Homeopathy can complement chiropractic care for back pain, practitioner says
Sep 26 2011
An estimated 80 percent of Americans will experience back pain at some point in their lives. Pain may be chronic or acute. Chronic pain is persistent and may be caused by disease, age-related degeneration or lingering effects of injury to any of the structures of the spinal column, which includes the vertebrae, facet joints, intervertebral discs or surrounding muscles and ligaments. Acute pain can be severe and usually happens immediately after an injury. It should resolve itself with six weeks, according to the National Institute of Arthritis Musculoskeletal and Skin Diseases (NIAMS), a division of the National Institutes of Health (NIH). The first line of treatment for acute pain may include analgesics such as aspirin. There are also non-pharmaceutical approaches to chronic or acute back pain, such as acupuncture or chiropractic care.
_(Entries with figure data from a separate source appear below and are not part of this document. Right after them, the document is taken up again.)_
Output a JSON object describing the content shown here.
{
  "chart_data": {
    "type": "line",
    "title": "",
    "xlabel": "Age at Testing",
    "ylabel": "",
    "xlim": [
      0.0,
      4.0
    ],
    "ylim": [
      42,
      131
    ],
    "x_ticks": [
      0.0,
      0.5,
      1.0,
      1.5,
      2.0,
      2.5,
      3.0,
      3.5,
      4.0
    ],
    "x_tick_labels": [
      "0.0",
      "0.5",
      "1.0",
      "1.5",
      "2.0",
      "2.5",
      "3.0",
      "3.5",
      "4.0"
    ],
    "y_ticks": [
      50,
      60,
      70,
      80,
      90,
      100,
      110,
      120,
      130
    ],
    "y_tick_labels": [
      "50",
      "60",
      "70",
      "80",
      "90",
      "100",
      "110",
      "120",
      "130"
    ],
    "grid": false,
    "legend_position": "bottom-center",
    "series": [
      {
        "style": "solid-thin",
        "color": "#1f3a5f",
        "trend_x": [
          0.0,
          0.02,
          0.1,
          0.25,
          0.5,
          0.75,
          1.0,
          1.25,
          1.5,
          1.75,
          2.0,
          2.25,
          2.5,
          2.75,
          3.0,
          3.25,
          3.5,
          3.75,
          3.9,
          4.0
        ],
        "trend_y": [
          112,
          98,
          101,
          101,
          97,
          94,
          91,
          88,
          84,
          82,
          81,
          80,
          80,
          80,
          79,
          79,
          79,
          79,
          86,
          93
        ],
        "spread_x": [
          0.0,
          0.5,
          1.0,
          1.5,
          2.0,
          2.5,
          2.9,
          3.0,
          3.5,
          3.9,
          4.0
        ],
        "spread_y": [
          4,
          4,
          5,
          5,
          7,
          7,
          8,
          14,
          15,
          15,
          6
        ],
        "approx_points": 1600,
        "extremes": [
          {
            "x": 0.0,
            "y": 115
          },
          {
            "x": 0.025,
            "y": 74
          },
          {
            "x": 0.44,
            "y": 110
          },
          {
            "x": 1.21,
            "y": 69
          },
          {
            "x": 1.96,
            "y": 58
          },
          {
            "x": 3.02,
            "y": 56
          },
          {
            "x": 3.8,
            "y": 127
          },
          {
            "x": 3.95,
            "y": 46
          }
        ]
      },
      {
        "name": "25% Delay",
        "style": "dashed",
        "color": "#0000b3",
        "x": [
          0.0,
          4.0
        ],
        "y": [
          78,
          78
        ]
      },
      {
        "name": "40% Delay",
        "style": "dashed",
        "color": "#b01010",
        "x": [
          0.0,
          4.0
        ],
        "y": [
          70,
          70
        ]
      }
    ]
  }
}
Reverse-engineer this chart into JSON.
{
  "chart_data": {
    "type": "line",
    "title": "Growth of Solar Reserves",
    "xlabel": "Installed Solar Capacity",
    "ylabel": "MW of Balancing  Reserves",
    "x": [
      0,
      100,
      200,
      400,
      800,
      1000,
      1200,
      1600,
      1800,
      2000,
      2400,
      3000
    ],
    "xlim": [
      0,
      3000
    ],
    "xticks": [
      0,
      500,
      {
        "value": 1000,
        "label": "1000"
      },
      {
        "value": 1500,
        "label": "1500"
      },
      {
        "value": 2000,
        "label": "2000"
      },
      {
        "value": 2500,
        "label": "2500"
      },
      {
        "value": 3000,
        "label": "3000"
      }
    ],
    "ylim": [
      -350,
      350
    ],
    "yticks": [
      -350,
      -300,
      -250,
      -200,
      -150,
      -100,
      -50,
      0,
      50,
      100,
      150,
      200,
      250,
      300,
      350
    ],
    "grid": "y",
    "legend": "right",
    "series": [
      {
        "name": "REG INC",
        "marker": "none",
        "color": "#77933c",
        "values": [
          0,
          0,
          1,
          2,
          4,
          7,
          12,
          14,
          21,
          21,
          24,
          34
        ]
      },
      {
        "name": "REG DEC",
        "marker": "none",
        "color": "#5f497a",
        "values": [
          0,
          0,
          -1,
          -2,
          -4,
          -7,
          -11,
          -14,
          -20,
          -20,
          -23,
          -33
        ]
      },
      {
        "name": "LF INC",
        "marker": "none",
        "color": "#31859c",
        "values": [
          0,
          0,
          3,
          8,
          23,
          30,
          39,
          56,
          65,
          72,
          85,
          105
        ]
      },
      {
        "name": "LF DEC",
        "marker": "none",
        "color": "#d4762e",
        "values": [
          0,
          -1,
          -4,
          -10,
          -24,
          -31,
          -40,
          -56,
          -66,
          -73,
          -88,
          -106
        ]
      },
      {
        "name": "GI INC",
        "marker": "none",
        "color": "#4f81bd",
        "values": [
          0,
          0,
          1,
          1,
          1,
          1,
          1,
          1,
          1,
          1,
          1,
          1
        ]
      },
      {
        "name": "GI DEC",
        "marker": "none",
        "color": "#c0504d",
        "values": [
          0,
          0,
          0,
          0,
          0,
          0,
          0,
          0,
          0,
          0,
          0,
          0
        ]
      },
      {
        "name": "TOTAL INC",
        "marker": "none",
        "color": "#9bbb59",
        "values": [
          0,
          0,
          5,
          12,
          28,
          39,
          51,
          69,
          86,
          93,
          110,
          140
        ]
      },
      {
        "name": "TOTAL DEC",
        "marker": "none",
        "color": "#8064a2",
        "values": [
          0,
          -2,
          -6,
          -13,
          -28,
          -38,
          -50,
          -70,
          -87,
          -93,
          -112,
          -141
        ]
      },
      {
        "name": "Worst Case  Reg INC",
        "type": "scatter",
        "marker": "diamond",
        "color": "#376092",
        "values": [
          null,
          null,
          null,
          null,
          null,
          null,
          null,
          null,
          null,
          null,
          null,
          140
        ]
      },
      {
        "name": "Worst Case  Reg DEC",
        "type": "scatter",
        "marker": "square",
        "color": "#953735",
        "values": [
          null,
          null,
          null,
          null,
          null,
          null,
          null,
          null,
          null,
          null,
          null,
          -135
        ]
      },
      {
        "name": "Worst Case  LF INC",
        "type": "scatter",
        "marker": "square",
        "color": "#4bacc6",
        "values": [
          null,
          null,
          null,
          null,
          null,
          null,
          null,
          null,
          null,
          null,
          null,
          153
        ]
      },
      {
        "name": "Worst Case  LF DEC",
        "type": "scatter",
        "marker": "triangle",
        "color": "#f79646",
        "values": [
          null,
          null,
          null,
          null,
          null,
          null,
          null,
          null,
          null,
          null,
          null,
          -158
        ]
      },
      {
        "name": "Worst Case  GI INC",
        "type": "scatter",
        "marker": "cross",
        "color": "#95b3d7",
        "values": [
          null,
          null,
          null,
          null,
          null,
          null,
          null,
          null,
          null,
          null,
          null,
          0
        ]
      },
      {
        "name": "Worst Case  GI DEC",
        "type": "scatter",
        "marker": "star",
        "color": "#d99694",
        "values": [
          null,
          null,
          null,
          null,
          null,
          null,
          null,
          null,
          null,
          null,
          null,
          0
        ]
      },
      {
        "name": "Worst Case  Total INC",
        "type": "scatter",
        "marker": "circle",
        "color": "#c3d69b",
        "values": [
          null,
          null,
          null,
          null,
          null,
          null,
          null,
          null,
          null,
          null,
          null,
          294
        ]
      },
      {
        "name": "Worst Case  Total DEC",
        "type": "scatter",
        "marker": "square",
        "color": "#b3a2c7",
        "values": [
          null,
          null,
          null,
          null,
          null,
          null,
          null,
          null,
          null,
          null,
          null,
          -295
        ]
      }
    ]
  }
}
Jamie Oskin, ND, practices homeopathy, which he believes can complement chiropractic medicine. Homeopathy was developed more than 200 years ago and relies on two concepts, according to the National Center for Complementary and Alternative Medicine (NCCAM), part of the NIH. The first concept is "like cures like," which says that an illness can be cured by a substance that would cause symptoms similar to that disease in a healthy person. The second concept is "law of minimum dose," meaning that a medicine becomes increasingly more potent as it becomes more dilute.
All chiropractors considering homeopathy have to first consider a few things, Oskin wrote on Chiroeco.com. They must diagnose their patients thoroughly, characterize location and patterns of pain, determine symptoms other than the pain that may have been caused by injury, consult homeopathy references and ask patients open-ended questions to describe their condition rather than yes/no questions.
Homeopathic medicines are usually made from animal, mineral or plant sources in small quantities, Oskin said. Common preparations for back pain include Rhus toxicodendron, byronia and belladonna. Sciatica may be treated with Magnesia phosphorica and Colocynthis. Appropriate treatments and dosages can differ from one individual to the next and should be approached as such, Oskin said.
Any patient considering homeopathy should remember not to use it as a total replacement for conventional care, NCCAM said. People should inform their primary doctors of all complementary treatment they receive, and ask practitioners about their level of training and experience.
NCCAM is supporting research into the relative strengths and effectiveness of diluted homeopathic medicines.